Table 1 DIDA variant combinations tested in the GE100K dataset.

Discussion

We have simulated the use of sequencing data to assess the power to detect digenic combinations associated with disease. We hypothesized that the number of individuals carrying likely pathogenic digenic combinations in the general population should be reduced in comparison to random expectation. We propose that our approach can be used to identify or rank digenic combinations, similar to other approaches that based in the analysis of population genetic variation generate information on individual gene properties such as Residual Variation Intolerance Score (RVIS) [10], or LoFtool [11], measuring the tolerance to functional variation.

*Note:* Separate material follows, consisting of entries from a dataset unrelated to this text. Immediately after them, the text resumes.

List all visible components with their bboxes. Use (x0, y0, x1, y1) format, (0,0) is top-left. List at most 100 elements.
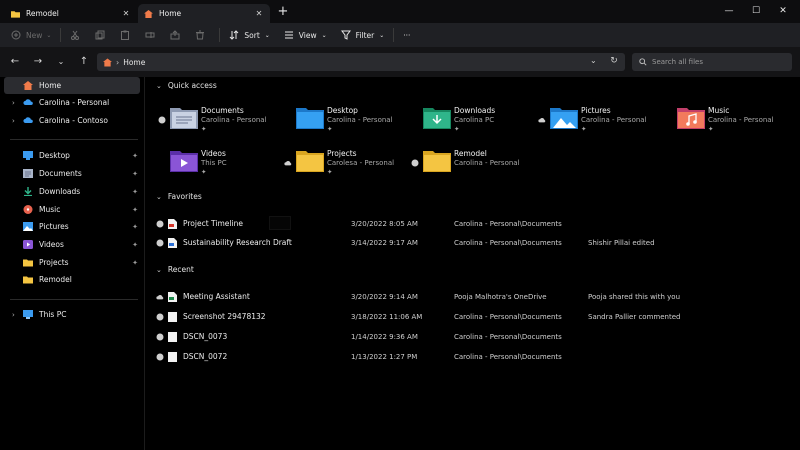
downloads-icon (24, 187, 32, 196)
expand-chevron-icon[interactable]: › (12, 311, 20, 319)
more-options-button[interactable]: ··· (398, 26, 415, 44)
file-name: DSCN_0073 (183, 332, 228, 341)
pin-icon: ✦ (454, 125, 460, 133)
pin-icon[interactable]: ✦ (130, 188, 140, 196)
rename-icon (145, 32, 155, 38)
sidebar-item-pictures[interactable]: Pictures ✦ (4, 218, 140, 235)
pin-icon[interactable]: ✦ (130, 170, 140, 178)
rename-button[interactable] (140, 26, 165, 44)
quick-access-remodel[interactable]: Remodel Carolina - Personal (411, 148, 536, 184)
collapse-chevron-icon[interactable]: ⌄ (156, 193, 162, 201)
maximize-button[interactable]: ☐ (745, 4, 767, 18)
new-tab-button[interactable]: + (275, 5, 291, 21)
view-label: View (298, 30, 317, 40)
tile-location: This PC (201, 159, 227, 167)
tile-location: Carolina - Personal (581, 116, 647, 124)
share-button[interactable] (165, 26, 190, 44)
recent-header[interactable]: ⌄ Recent (156, 265, 194, 274)
recent-row[interactable]: Meeting Assistant 3/20/2022 9:14 AM Pooj… (156, 288, 786, 305)
divider (10, 139, 138, 140)
sidebar-item-remodel[interactable]: Remodel (4, 271, 140, 288)
sidebar-item-videos[interactable]: Videos ✦ (4, 236, 140, 253)
copy-button[interactable] (90, 26, 115, 44)
quick-access-projects[interactable]: Projects Carolesa - Personal ✦ (284, 148, 409, 184)
up-button[interactable]: ↑ (77, 55, 91, 69)
forward-button[interactable]: → (31, 55, 45, 69)
tab-label: Home (159, 9, 182, 18)
this-pc-icon (23, 310, 33, 319)
pin-icon[interactable]: ✦ (130, 206, 140, 214)
collapse-chevron-icon[interactable]: ⌄ (156, 82, 162, 90)
sidebar-item-music[interactable]: Music ✦ (4, 201, 140, 218)
recent-row[interactable]: Screenshot 29478132 3/18/2022 11:06 AM C… (156, 308, 786, 325)
address-bar[interactable]: › Home (97, 53, 625, 71)
close-window-button[interactable]: ✕ (772, 4, 794, 18)
back-button[interactable]: ← (8, 55, 22, 69)
quick-access-documents[interactable]: Documents Carolina - Personal ✦ (158, 105, 283, 141)
sidebar-item-projects[interactable]: Projects ✦ (4, 254, 140, 271)
desktop-icon (23, 151, 33, 160)
pin-icon: ✦ (581, 125, 587, 133)
sidebar-item-documents[interactable]: Documents ✦ (4, 165, 140, 182)
file-activity: Sandra Pallier commented (588, 312, 681, 321)
quick-access-downloads[interactable]: Downloads Carolina PC ✦ (411, 105, 536, 141)
videos-folder-icon (170, 151, 198, 172)
view-button[interactable]: View ⌄ (279, 26, 332, 44)
new-button[interactable]: New ⌄ (6, 26, 56, 44)
collapse-chevron-icon[interactable]: ⌄ (156, 266, 162, 274)
quick-access-videos[interactable]: Videos This PC ✦ (158, 148, 283, 184)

Statistical power is highly dependent on the penetrance and allele frequency of the digenic combination, especially for smaller samples, while with larger datasets the power depends mainly on the penetrance even if the individual variants are found at very low frequencies. Associations involving genetic variants at allele frequencies of 1%-5% are detectable if the combination shows moderate to high penetrance as is commonly observed for single genetic variants in rare monogenic disorders. Also, note that this approach will be mostly powerful for situations where a double heterozygote has phenotypical effects, which is the most common scenario reported in DIDA. This can be concordant with combinations involving gain of function variants and/or loss of function variants in haploinsufficient genes. Of interest, interactions involving combinations of moderately low and low frequency variants may encompass cases including modifier genes, where a primary phenotype is determined by one gene but conditioned by the effect of a modifier gene [12].

We suggest considering the digenic model for undiagnosed rare disease cases. Restricting the search to pairs of candidate genes or interacting proteins can be a computationaly affordable strategy in routine analysis. However, this approach would have the limitation of relying on prior functional knowledge, having a reduced effectiveness in uncovering novel digenic combinations. We believe that the current method will gain statistical power and be a valuable tool to reveal new hidden gene combinations underlying human disease with the advent of new sequencing efforts that will offer the availability of hundreds of thousands of human genomes.